July 2, 2022

Archives for June 2004


Today I’ll be speaking on a panel at the USENIX Conference in Boston, on “The Politicization of [Computer] Security.” The panel is 10:30-noon, Eastern time. The other panelists are Jeff Grove (ACM), Gary McGraw (Cigital), and Avi Rubin (Johns Hopkins).

If you’re attending the panel, feel free to provide real-time narration/feedback/discussion in the comments section of this post. I’ll be reading the comments periodically during the panel, and I’ll encourage the other panelists to do so too.

Victims of Spam Filtering

Eric Rescorla wrote recently about three people who must have lots of trouble getting their email through spam filters: Jose Viagra, Julia Cialis, and Josh Ambien. I feel especially sorry for poor Jose, who through no fault of his own must get nothing but smirks whenever he says his name.

Anyway, this reminded me of an interesting problem with Bayesian spam filters: they’re trained by the bad guys.

[Background: A Bayesian spam filter uses human advice to learn how to recognize spam. A human classifies messages into spam and non-spam. The Bayesian filter assigns a score to each word, depending on how often that word appears in spam vs. non-spam messages. Newly arrived messages are then classified based on the scores of the words they contain. Words used mostly in spam, such as “Viagra”, get negative scores, so messages containing them tend to get classified as spam. Which is good, unless your name is Jose Viagra.]

Many spammers have taken to lacing their messages with sections of “word salad” containing meaningless strings of innocuous-looking words, in the hopes that the word salad will trigger positive associations in the recipient’s Bayesian filter.

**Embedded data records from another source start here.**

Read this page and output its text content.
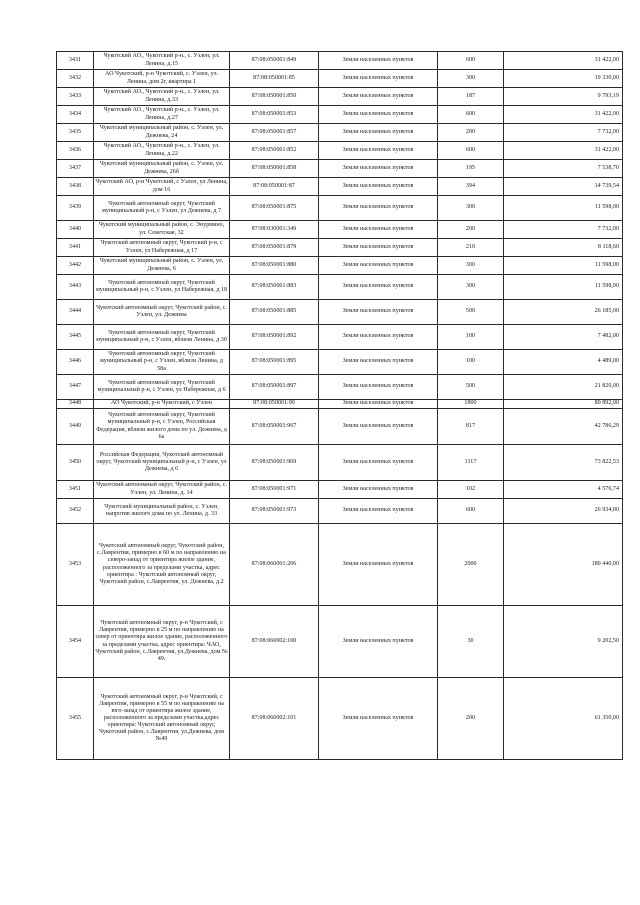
3431	Чукотский АО., Чукотский р-н., с. Уэлен, ул. Ленина, д.15	87:08:050001:849	Земли населенных пунктов	600	31 422,00
3432	АО Чукотский, р-н Чукотский, с. Уэлен, ул. Ленина, дом 2г, квартира 1	87:08:050001:85	Земли населенных пунктов	300	19 330,00
3433	Чукотский АО., Чукотский р-н., с. Уэлен, ул. Ленина, д.33	87:08:050001:850	Земли населенных пунктов	187	9 793,19
3434	Чукотский АО., Чукотский р-н., с. Уэлен, ул. Ленина, д.27	87:08:050001:853	Земли населенных пунктов	600	31 422,00
3435	Чукотский муниципальный район, с. Уэлен, ул. Дежнева, 24	87:08:050001:857	Земли населенных пунктов	200	7 732,00
3436	Чукотский АО., Чукотский р-н., с. Уэлен, ул. Ленина, д.22	87:08:050001:852	Земли населенных пунктов	600	31 422,00
3437	Чукотский муниципальный район, с. Уэлен, ул. Дежнева, 26б	87:08:050001:858	Земли населенных пунктов	195	7 538,70
3438	Чукотский АО, р-н Чукотский, с Уэлен, ул Ленина, дом 16	87:08:050001:87	Земли населенных пунктов	394	14 739,54
3439	Чукотский автономный округ, Чукотский муниципальный р-н, с Уэлен, ул Дежнева, д 7	87:08:050001:875	Земли населенных пунктов	300	11 598,00
3440	Чукотский муниципальный район, с. Энурмино, ул. Советская, 32	87:08:030001:349	Земли населенных пунктов	200	7 732,00
3441	Чукотский автономный округ, Чукотский р-н, с Уэлен, ул Набережная, д 17	87:08:050001:879	Земли населенных пунктов	210	8 118,60
3442	Чукотский муниципальный район, с. Уэлен, ул. Дежнева, 6	87:08:050001:880	Земли населенных пунктов	300	11 598,00
3443	Чукотский автономный округ, Чукотский муниципальный р-н, с Уэлен, ул Набережная, д 18	87:08:050001:883	Земли населенных пунктов	300	11 598,00
3444	Чукотский автономный округ, Чукотский район, с. Уэлен, ул. Дежнева	87:08:050001:885	Земли населенных пунктов	500	26 185,00
3445	Чукотский автономный округ, Чукотский муниципальный р-н, с Уэлен, вблизи Ленина, д 30	87:08:050001:892	Земли населенных пунктов	100	7 482,00
3446	Чукотский автономный округ, Чукотский муниципальный р-н, с Уэлен, вблизи Ленина, д 58а	87:08:050001:895	Земли населенных пунктов	100	4 489,00
3447	Чукотский автономный округ, Чукотский муниципальный р-н, с Уэлен, ул Набережная, д 6	87:08:050001:897	Земли населенных пунктов	500	21 820,00
3448	АО Чукотский, р-н Чукотский, с Уэлен	87:08:050001:90	Земли населенных пунктов	1800	80 892,00
3449	Чукотский автономный округ, Чукотский муниципальный р-н, с Уэлен, Российская Федерация, вблизи жилого дома по ул. Дежнева, д 6а	87:08:050001:967	Земли населенных пунктов	817	42 786,29
3450	Российская Федерация, Чукотский автономный округ, Чукотский муниципальный р-н, с Уэлен, ул Дежнева, д 6	87:08:050001:969	Земли населенных пунктов	1117	73 822,53
3451	Чукотский автономный округ, Чукотский район, с. Уэлен, ул. Ленина, д. 14	87:08:050001:971	Земли населенных пунктов	102	4 576,74
3452	Чукотский муниципальный район, с. Уэлен, напротив жилого дома по ул. Ленина, д. 33	87:08:050001:973	Земли населенных пунктов	600	26 934,00
3453	Чукотский автономный округ, Чукотский район, с.Лаврентия, примерно в 60 м по направлению на северо-запад от ориентира жилое здание, расположенного за пределами участка, адрес ориентира : Чукотский автономный округ, Чукотский район, с.Лаврентия, ул. Дежнева, д.2	87:08:060001:206	Земли населенных пунктов	2000	180 440,00
3454	Чукотский автономный округ, р-н Чукотский, с Лаврентия, примерно в 25 м по направлению на север от ориентира жилое здание, расположенного за пределами участка, адрес ориентира: ЧАО, Чукотский район, с.Лаврентия, ул.Дежнева, дом № 49.	87:08:060002:100	Земли населенных пунктов	30	9 202,50
3455	Чукотский автономный округ, р-н Чукотский, с Лаврентия, примерно в 55 м по направлению на юго-запад от ориентира жилое здание, расположенного за пределами участка,адрес ориентира: Чукотский автономный округ, Чукотский район, с.Лаврентия, ул.Дежнева, дом №49	87:08:060002:101	Земли населенных пунктов	200	61 350,00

Now suppose a big spammer wanted to poison a particular word, so that messages containing that word would be (mis)classified as spam. The spammer could sprinkle the target word throughout the word salad in his outgoing spam messages. When users classified those messages as spam, the targeted word would develop a negative score in the users’ Bayesian spam filters. Later, messages with the targeted word would likely be mistaken for spam.

This attack could even be carried out against a particular targeted user. By feeding that user a steady diet of spam (or pseudo-spam) containing the target word, a malicious person could build up a highly negative score for that word in the targeted user’s filter.

Of course, this won’t work, or will be less effective, for words that have appeared frequently in a user’s legitimate messages in the past. But it might work for a word that is about to become more frequent, such as the name of a person in the news, or a political party. For example, somebody could have tried to poison “Fahrenheit” just before Michael Moore’s movie was released, or “Whitewater” in the early days of the Clinton administration.

There is a general lesson here about the use of learning methods in security. Learning is attractive, because it can adapt to the bad guys’ behavior. But the fact that the bad guys are teaching the system how to behave can also be a serious drawback.

"Tech" Lobbyists Slow to Respond to Dangerous Bills

Dan Gillmor, among others, bemoans the lack of effective lobbying by technology companies. Exhibit A is their weak and disorganized response to various bills, such as the Hatch INDUCE/IICA Act, that would give the movie and music industries veto power over the development of new technology. It’s true that large tech companies have been slow and clumsy in addressing these issues; but that’s not the whole story.

The other part of the story is that the interests of a few large tech companies don’t necessarily coincide with those of the technology industry as a whole, or of the users of technology. Giving the entertainment industry a veto over new technologies would have two main effects: it would slow the pace of technical innovation, and it would create barriers to entry in the tech markets. Incumbent companies may be perfectly happy to see slower innovation and higher barriers to entry, especially if the entertainment-industry veto contained some kind of grandfather clause, either implicit or explicit, that allowed incumbent products to stay in the market – as seems likely should such a veto be imposed.

Just to be clear, an entertainment-industry veto would surely hurt the tech incumbents. It’s just that it would hurt their upstart competitors more. So it’s not entirely surprising that the incumbents would have some mixed feelings about veto proposals, though it is disappointing that the incumbents aren’t standing up for the industry as a whole.

What can be done about this? I don’t see an easy answer. In Washington, it seems to be standard procedure to mistake the voices of a few incumbents for those of a whole industry. Certainly, the incumbents have no interest in contradicting that assumption. Our best hope is that the incumbents will see it in their own long-term interest to foster a fast-moving, highly competitive industry.